One patient experienced a PCS increase in hepatic enzymes (alanine transaminase/serum glutamic pyruvic transaminase >5 times upper limit of normal with total bilirubin within normal range) at the 14-week time point which returned to normal after 3 days while the patient remained on a stable duloxetine dose (30 mg). The PCS changes experienced by more than 5% of patients were observed for the following analytes during the acute treatment phase: Low hematocrit (13.3%), high creatine phosphokinase (8.7%), and high inorganic phosphorus (25.8%). During the extension treatment phase, the only laboratory value with a PCS change experienced by more than 5% of patients was high inorganic phosphorus (7.7%).

Among the four patients identified as CYP2D6 PMs, there were no reports of SAEs, discontinuations due to adverse events, PCS laboratory findings, or PCS electrocardiogram readings; however, one of the four PM patients met criteria for sustained elevation in systolic blood pressure during the study but did not meet criteria at end point.

Pharmacokinetics

All duloxetine plasma samples were obtained at steady-state, which was achieved after ∼3 days. As observed in adults, (Lobo et al. 2009) duloxetine plasma concentration-time data in pediatric patients were adequately described by a one-compartment pharmacokinetic model. The interpatient variability in duloxetine's oral clearance (CL/F) or oral volume of distribution (V/F) and the residual error were ∼50% for pediatric patients. Model evaluation using parameter sensitivity analysis showed that all parameters were estimated with adequate precision.

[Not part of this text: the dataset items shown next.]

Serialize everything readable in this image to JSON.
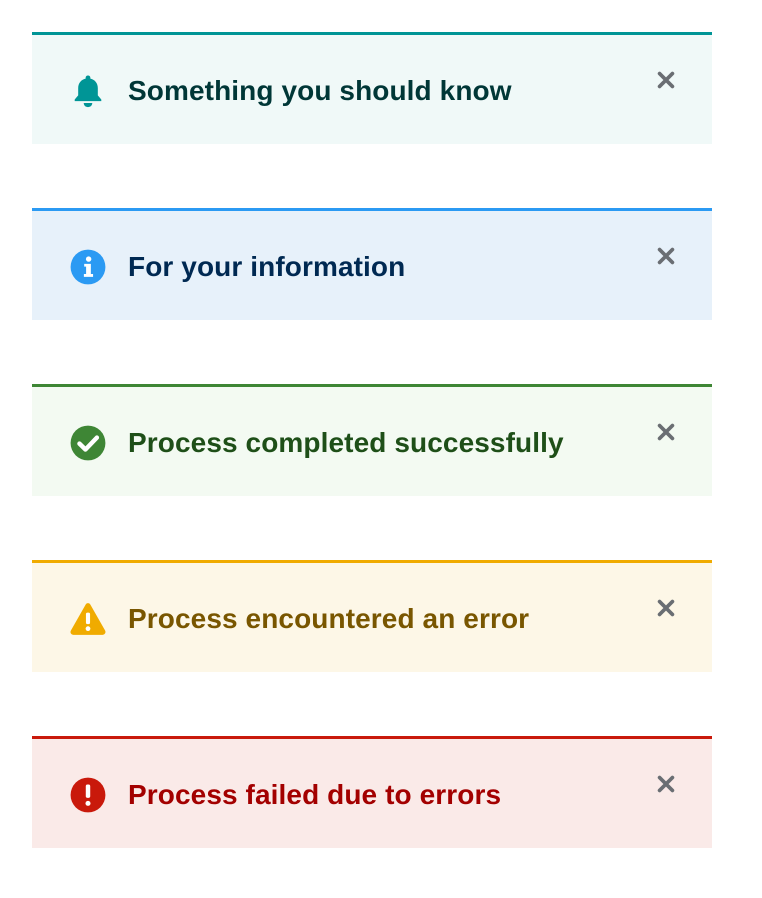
{
  "alerts": [
    {
      "variant": "default",
      "title": "Something you should know",
      "icon": "bell-icon",
      "accent_color": "#009596",
      "background_color": "#f0f9f8",
      "title_color": "#003737",
      "close_icon": "close-icon"
    },
    {
      "variant": "info",
      "title": "For your information",
      "icon": "info-circle-icon",
      "accent_color": "#2b9af3",
      "background_color": "#e7f1fa",
      "title_color": "#002952",
      "close_icon": "close-icon"
    },
    {
      "variant": "success",
      "title": "Process completed successfully",
      "icon": "check-circle-icon",
      "accent_color": "#3e8635",
      "background_color": "#f3faf2",
      "title_color": "#1e4f18",
      "close_icon": "close-icon"
    },
    {
      "variant": "warning",
      "title": "Process encountered an error",
      "icon": "warning-triangle-icon",
      "accent_color": "#f0ab00",
      "background_color": "#fdf7e7",
      "title_color": "#795600",
      "close_icon": "close-icon"
    },
    {
      "variant": "danger",
      "title": "Process failed due to errors",
      "icon": "exclamation-circle-icon",
      "accent_color": "#c9190b",
      "background_color": "#faeae8",
      "title_color": "#a30000",
      "close_icon": "close-icon"
    }
  ]
}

Patient characteristics such as age, body weight, creatinine clearance, CYP2D6 status, and menarche status did not have a statistically significant effect (p>0.05) on any of the duloxetine pharmacokinetic parameters, and age and body weight did not appear to affect duloxetine oral clearance (CL/F). In addition, dose did not influence duloxetine parameters; therefore, duloxetine pharmacokinetics were linear over the dose range of 20 to 120 mg. Gender did have a statistically significant influence (p<0.001) on CL/F. The CL/F of duloxetine in female patients was ∼30% lower than in male patients. Thus, on average, female patients were predicted to have ∼45% higher steady-state duloxetine plasma concentrations than males on the same dose. The median dose-normalized duloxetine concentration was similar in CYP2D6 EMs (0.55 ng/mL/mg, n=55) and CYP2D6 ultra metabolizers (0.48 ng/mL/mg, n=2), while the median dose-normalized duloxetine concentrations were nearly 3-fold higher in CYP2D6 PMs (1.69 ng/mL/mg, n=4). However, there was considerable overlap in the observed concentrations for CYP2D6 PMs and EMs.

Duloxetine CL/F was ∼42%–60% higher in pediatric patients than in adult patients, and the volume of distribution was 16% lower in pediatric patients than in adult patients; as a result, the estimated half-life of duloxetine in pediatric patients was ∼50% shorter than in adult patients (∼12 hours, Cymbalta Full Prescribing Information 2011).

Comparison of model-predicted duloxetine concentrations at steady state showed that the median steady-state duloxetine concentration-time profile was lower in the pediatric population relative to adults. The average steady-state duloxetine concentration was 37% lower in the pediatric population (30 mg: Median 16.7 ng/mL; 60 mg: 33.5 ng/mL) than in adults (30 mg: Median 26.5 ng/mL; 60 mg: 52.9 ng/mL). The range of duloxetine plasma concentrations in the pediatric population was encompassed within the range of plasma concentrations observed in adults.

Effectiveness

Secondary assessments included in this study were a global severity measure (CGI-Severity) and a symptom severity measure (CDRS-R). The mean changes (SD) in the CGI-Severity score from baseline to end point were −2.11 (1.17) and −2.7 (1.07) for acute and extension treatment phases, respectively, and median changes were −2.0 for both the acute and the extension treatment phases. The mean changes in CDRS-R scores from baseline to end point were −35.4 (SE: 1.0) (MMRM) and −35.8 (SD: 10.3) (OC) for the acute treatment phase and −39.4 (SE: 0.5) (MMRM) and −40.1 (SD: 9.2) (OC) for the extension treatment phase. A total of 43/72 (59.7%) patients achieved remission at end point during the 18-week acute treatment phase.